If she were being honest, she had never seen anybody move around with as much grace and fluidity as she had seen Ersie do so many times ever since she met her, thanks to Emily and Freya.
“But Ersie wouldnae teach me how to dance, and ye said ye will. Can we start now? Please?”
“Well, since ye’re askin’ so nicely, I cannae deny ye, lass,” Ceana relented as they stepped behind the circle of people moving rhythmically around one another.
The small band playing in the corner was half drunk, but they were all having more fun as a result.
Jeanie blushed, keeping her hand in Ceana’s as they waited for their turn to join the circle. “Thank ye!”

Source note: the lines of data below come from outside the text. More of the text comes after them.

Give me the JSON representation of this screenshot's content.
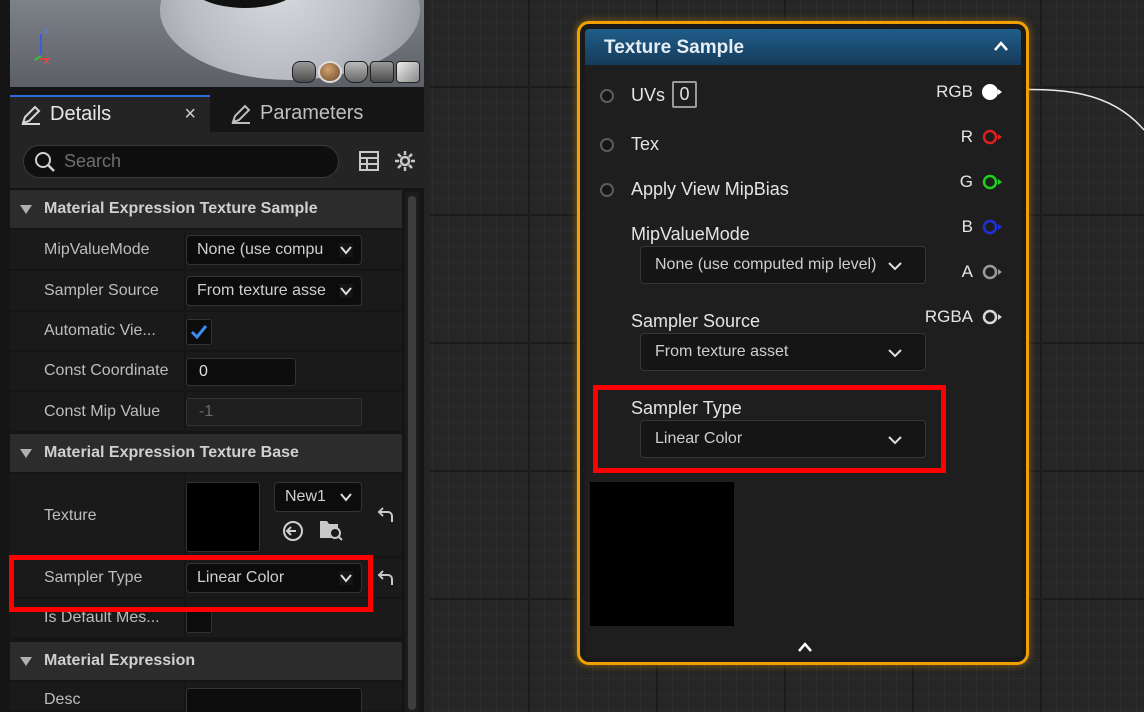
{
  "viewport": {
    "axis_labels": {
      "z": "z",
      "x": "x"
    },
    "preview_shapes": [
      "cylinder-icon",
      "sphere-icon",
      "plane-icon",
      "cube-icon",
      "custom-mesh-icon"
    ]
  },
  "tabs": {
    "details_label": "Details",
    "parameters_label": "Parameters",
    "close_glyph": "×"
  },
  "search": {
    "placeholder": "Search"
  },
  "details": {
    "categories": {
      "texture_sample": "Material Expression Texture Sample",
      "texture_base": "Material Expression Texture Base",
      "expression": "Material Expression"
    },
    "mip_value_mode": {
      "label": "MipValueMode",
      "value": "None (use compu"
    },
    "sampler_source": {
      "label": "Sampler Source",
      "value": "From texture asse"
    },
    "automatic_view": {
      "label": "Automatic Vie...",
      "checked": true
    },
    "const_coordinate": {
      "label": "Const Coordinate",
      "value": "0"
    },
    "const_mip_value": {
      "label": "Const Mip Value",
      "value": "-1"
    },
    "texture": {
      "label": "Texture",
      "asset_value": "New1"
    },
    "sampler_type": {
      "label": "Sampler Type",
      "value": "Linear Color"
    },
    "is_default_mesh": {
      "label": "Is Default Mes..."
    },
    "desc": {
      "label": "Desc"
    }
  },
  "node": {
    "title": "Texture Sample",
    "inputs": {
      "uvs": {
        "label": "UVs",
        "value": "0"
      },
      "tex": {
        "label": "Tex"
      },
      "apply_view_mipbias": {
        "label": "Apply View MipBias"
      }
    },
    "mip_value_mode": {
      "label": "MipValueMode",
      "value": "None (use computed mip level)"
    },
    "sampler_source": {
      "label": "Sampler Source",
      "value": "From texture asset"
    },
    "sampler_type": {
      "label": "Sampler Type",
      "value": "Linear Color"
    },
    "outputs": [
      {
        "label": "RGB",
        "color": "#ffffff"
      },
      {
        "label": "R",
        "color": "#e02020"
      },
      {
        "label": "G",
        "color": "#20d020"
      },
      {
        "label": "B",
        "color": "#2030e0"
      },
      {
        "label": "A",
        "color": "#9a9a9a"
      },
      {
        "label": "RGBA",
        "color": "#d8d8d8"
      }
    ]
  },
  "colors": {
    "highlight": "#ff0000",
    "node_border": "#f0a000",
    "node_header": "#1f5d8a",
    "accent_blue": "#2a6dd8"
  }
}
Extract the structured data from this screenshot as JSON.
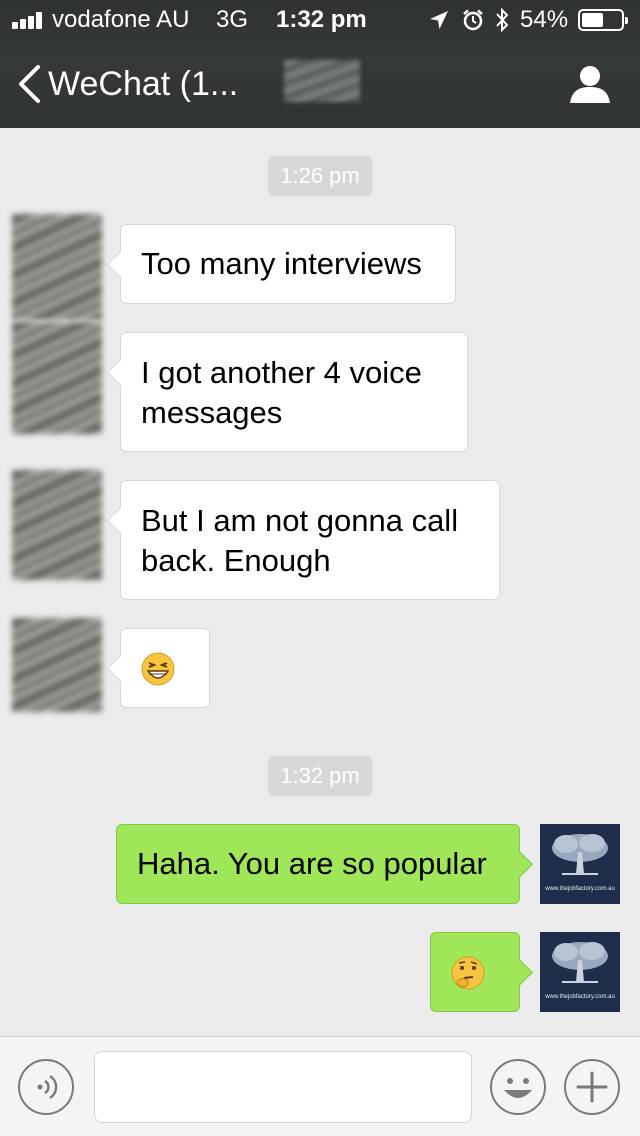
{
  "status_bar": {
    "carrier": "vodafone AU",
    "network": "3G",
    "time": "1:32 pm",
    "battery_percent": "54%",
    "battery_level": 0.54,
    "icons": [
      "signal-bars-icon",
      "location-arrow-icon",
      "alarm-clock-icon",
      "bluetooth-icon",
      "battery-icon"
    ]
  },
  "nav": {
    "back_label": "WeChat (1...",
    "contact_name_redacted": true,
    "icons": [
      "back-chevron-icon",
      "profile-icon"
    ]
  },
  "messages": [
    {
      "type": "timestamp",
      "text": "1:26 pm"
    },
    {
      "type": "incoming",
      "text": "Too many interviews"
    },
    {
      "type": "incoming",
      "text": "I got another 4 voice messages"
    },
    {
      "type": "incoming",
      "text": "But I am not gonna call back. Enough"
    },
    {
      "type": "incoming",
      "emoji": "grinning-squint-emoji"
    },
    {
      "type": "timestamp",
      "text": "1:32 pm"
    },
    {
      "type": "outgoing",
      "text": "Haha. You are so popular"
    },
    {
      "type": "outgoing",
      "emoji": "thinking-emoji"
    }
  ],
  "my_avatar": {
    "watermark": "www.thejobfactory.com.au",
    "bg_color": "#1f2d4b"
  },
  "input_bar": {
    "placeholder": "",
    "icons": [
      "voice-input-icon",
      "emoji-picker-icon",
      "add-more-icon"
    ]
  },
  "colors": {
    "header_bg": "#2f3331",
    "chat_bg": "#ebebeb",
    "outgoing_bubble": "#9fe658",
    "incoming_bubble": "#ffffff",
    "timestamp_bg": "#d7d7d7"
  }
}
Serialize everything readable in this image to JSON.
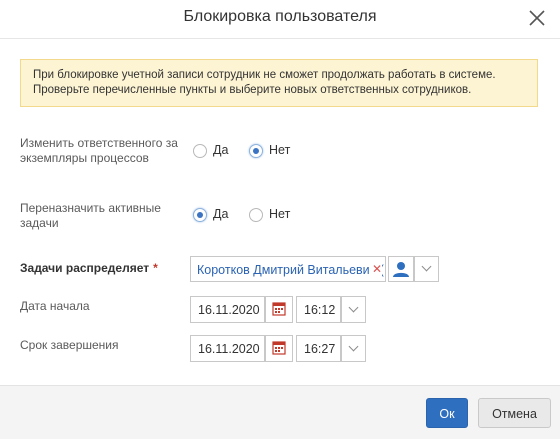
{
  "dialog": {
    "title": "Блокировка пользователя"
  },
  "notice": {
    "line1": "При блокировке учетной записи сотрудник не сможет продолжать работать в системе.",
    "line2": "Проверьте перечисленные пункты и выберите новых ответственных сотрудников."
  },
  "change_responsible": {
    "label_line1": "Изменить ответственного за",
    "label_line2": "экземпляры процессов",
    "yes": "Да",
    "no": "Нет",
    "selected": "no"
  },
  "reassign_tasks": {
    "label_line1": "Переназначить активные",
    "label_line2": "задачи",
    "yes": "Да",
    "no": "Нет",
    "selected": "yes"
  },
  "distributor": {
    "label": "Задачи распределяет",
    "required_mark": "*",
    "value": "Коротков Дмитрий Витальевич (",
    "remove_icon": "close-x-icon",
    "picker_icon": "user-icon"
  },
  "start": {
    "label": "Дата начала",
    "date": "16.11.2020",
    "time": "16:12"
  },
  "end": {
    "label": "Срок завершения",
    "date": "16.11.2020",
    "time": "16:27"
  },
  "footer": {
    "ok": "Ок",
    "cancel": "Отмена"
  },
  "colors": {
    "primary": "#2f6fbf",
    "notice_bg": "#fdf4d3",
    "link": "#2b63b3",
    "required": "#c0392b"
  }
}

“Well, I cannae say that I ken all the right steps, and I can be clumsy at times, but dancin’ is just so very freein’, ye ken?” Ceana bunched her skirt in her free hand and waited for Jeanie to do the same before she tightened her grip on her hand. “Ready? We have to move fast now. But if ye stumble, just keep goin’! The best way to learn is by doin’, ye ken.”
Jeanie’s smile could have lit up the night as she nodded readily.
Ceana waited until the beat was right and then yanked the pair of them into the circle. It was mostly just her pulling Jeanie along for a good portion of the dance, as the younger girl had to learn the steps and how to move without being jostled about by the people around her.